By ,
Published January 13, 2015
Chesapeake will soon be known for more than its rankings as one of America's safest cities or one of the top 50 fabulous places to raise a family.
The city of 200,000, located about 200 miles south of Washington, D.C., will host the trial of sniper suspect Lee Boyd Malvo (search), Circuit Court Judge Jane Marum Roush ruled on Wednesday. And business owners and residents are debating whether the venue change is a blessing or a curse.
"Chesapeake will be noticed because it will be nationally broadcast," said Ray Patel, owner of the Best Value Inn in Chesapeake, one of the many hotels that may benefit from what is expected to be a huge influx of media. "It will be just like the O.J. Simpson trial (search)."
Chesapeake has been ranked as one of America's top five cities for starting and growing a small business, and is home to big employers like Canon (search), Lockheed Martin, Verizon and Volvo. The median family income is just under $51,000 a year.
Defense lawyers said they asked for the venue change because there was too much pre-trial publicity in the Washington area. That, combined with the belief that every resident of Fairfax County feels victimized, would taint the jury pool, they claimed.
Malvo, 18, will go on trial Nov. 10 for the fatal shooting of FBI analyst Linda Franklin outside a Home Depot store in Falls Church, Va. He and John Allen Muhammad, 42, have been linked to 20 shootings, including 13 deaths, in Virginia, Maryland, Alabama, Georgia, Louisiana, and Washington. Both face the death penalty.
"We know that Chesapeake will provide an intelligent, unbiased jury pool and we are confident that we will be able to empanel an objective and well-reasoned jury," Malvo's defense team said Wednesday.
"We hope that the leaders and citizens of Chesapeake know that were this not absolutely necessary, it would not have been our choice to move this trial."'
Chesapeake's City Council opposed the move. Some judges were concerned about disruptions in their new courthouse. The courthouse has fairly large rooms to hold the anticipated onslaught of news media and also has an underground tunnel connecting it to the prison.
"Needless to say, I am disappointed in Judge Roush's decision," Mayor Bill Ward said during a press conference Wednesday, before promising the city will nonetheless work with the court "to minimize the impact to the city, our citizens and our employees."
"I have confidence in the city's public safety officials to ensure the safety of the courts, our residents and employees while allowing the citizens of Chesapeake to go about their daily business," he said.
Patel said he thinks the trial could be a boon for the area's hotel business. But other local business owners didn't have much of an opinion.

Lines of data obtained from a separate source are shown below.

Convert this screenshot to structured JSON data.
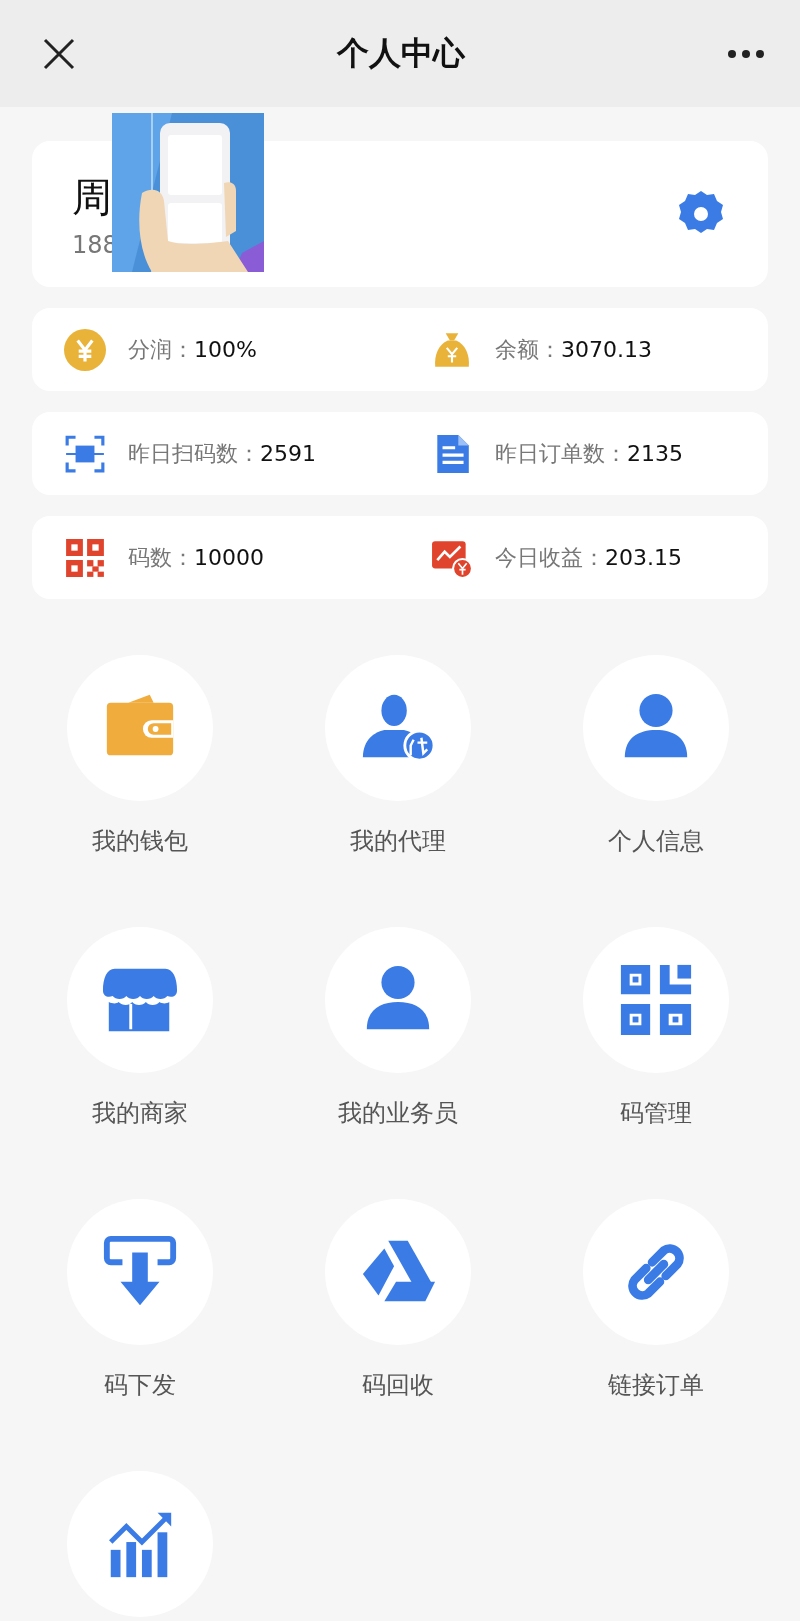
{
  "header": {
    "title": "个人中心"
  },
  "profile": {
    "name": "周",
    "phone": "188"
  },
  "stats": [
    {
      "kind": "yen-coin",
      "label": "分润：",
      "value": "100%"
    },
    {
      "kind": "money-bag",
      "label": "余额：",
      "value": "3070.13"
    },
    {
      "kind": "scan",
      "label": "昨日扫码数：",
      "value": "2591"
    },
    {
      "kind": "document",
      "label": "昨日订单数：",
      "value": "2135"
    },
    {
      "kind": "qr-code",
      "label": "码数：",
      "value": "10000"
    },
    {
      "kind": "earnings",
      "label": "今日收益：",
      "value": "203.15"
    }
  ],
  "menu": [
    {
      "kind": "wallet",
      "label": "我的钱包"
    },
    {
      "kind": "agent",
      "label": "我的代理"
    },
    {
      "kind": "person",
      "label": "个人信息"
    },
    {
      "kind": "shop",
      "label": "我的商家"
    },
    {
      "kind": "person",
      "label": "我的业务员"
    },
    {
      "kind": "qr",
      "label": "码管理"
    },
    {
      "kind": "download",
      "label": "码下发"
    },
    {
      "kind": "triangle",
      "label": "码回收"
    },
    {
      "kind": "link",
      "label": "链接订单"
    },
    {
      "kind": "chart"
    }
  ]
}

"I don't think it's going to affect them [local businesses] one way or the other," said Frankie Louer, who works at A Floral Fantasy. "I don't have a problem with it … I feel like it would probably be easier to put it here than in Washington, D.C."
Others just want the case to be closed as soon as possible.
"Personally, I would rather not have the recognition -- to avoid a situation like that," said local restaurant owner Tara Sciortina, adding that she hopes the crowds won't discourage regular customers.
Changes of venue are expensive and aren't generally granted. But in high-profile cases, defense attorneys often successfully argue their clients can't get a fair trial in the area most affected by the crime.
Chesapeake has sent only two men to death row since 1976, according to a report issued by the American Civil Liberties Union of Virginia in 2000; Virginia has sent 88 people.
The sprawling suburb in the military- and port-dominated region of Hampton Roads is traditionally conservative. Chesapeake Commonwealth's Attorney Randy Smith told The Associated Press that the city's juries are strict but fair; defendants seem to get harsher sentences than those in comparable Virginia cities.
"Does that mean they are more likely to impose the death penalty? I couldn't really say," Smith told the Associated Press.
Malvo's attorneys worried a different venue would be less diverse than Fairfax County; Malvo is black, as were some of his alleged victims.
But whites make up 71 percent and blacks make up 27 percent of Chesapeake's population. In Fairfax County, 69.9 percent of the total population is white; 8.6 percent is black.
The racial makeup of the jury probably won't make much of a difference, said Rob Tarver, a criminal defense attorney and legal analyst for The Northstar Network.
"Statistics and studies show and demonstrate that African-American counties and jurors, when they're faced with facts that say they should convict, are every bit … as willing to convict as any other jurors," he said.
Although Chesapeake is about 200 miles away from the heart of where the sniper attacks took place, residents and others say it was still too close for comfort.
"I think the guy's guilty, they could have saved the money and give him what he deserves" in Fairfax County, Patel said.
"While it may be physically far away, there was a specter of fear that was cast in this whole case," Tarver noted. "I would probably have to question whether that 200 miles distance is enough to really affect, or to reduce that specter of fear."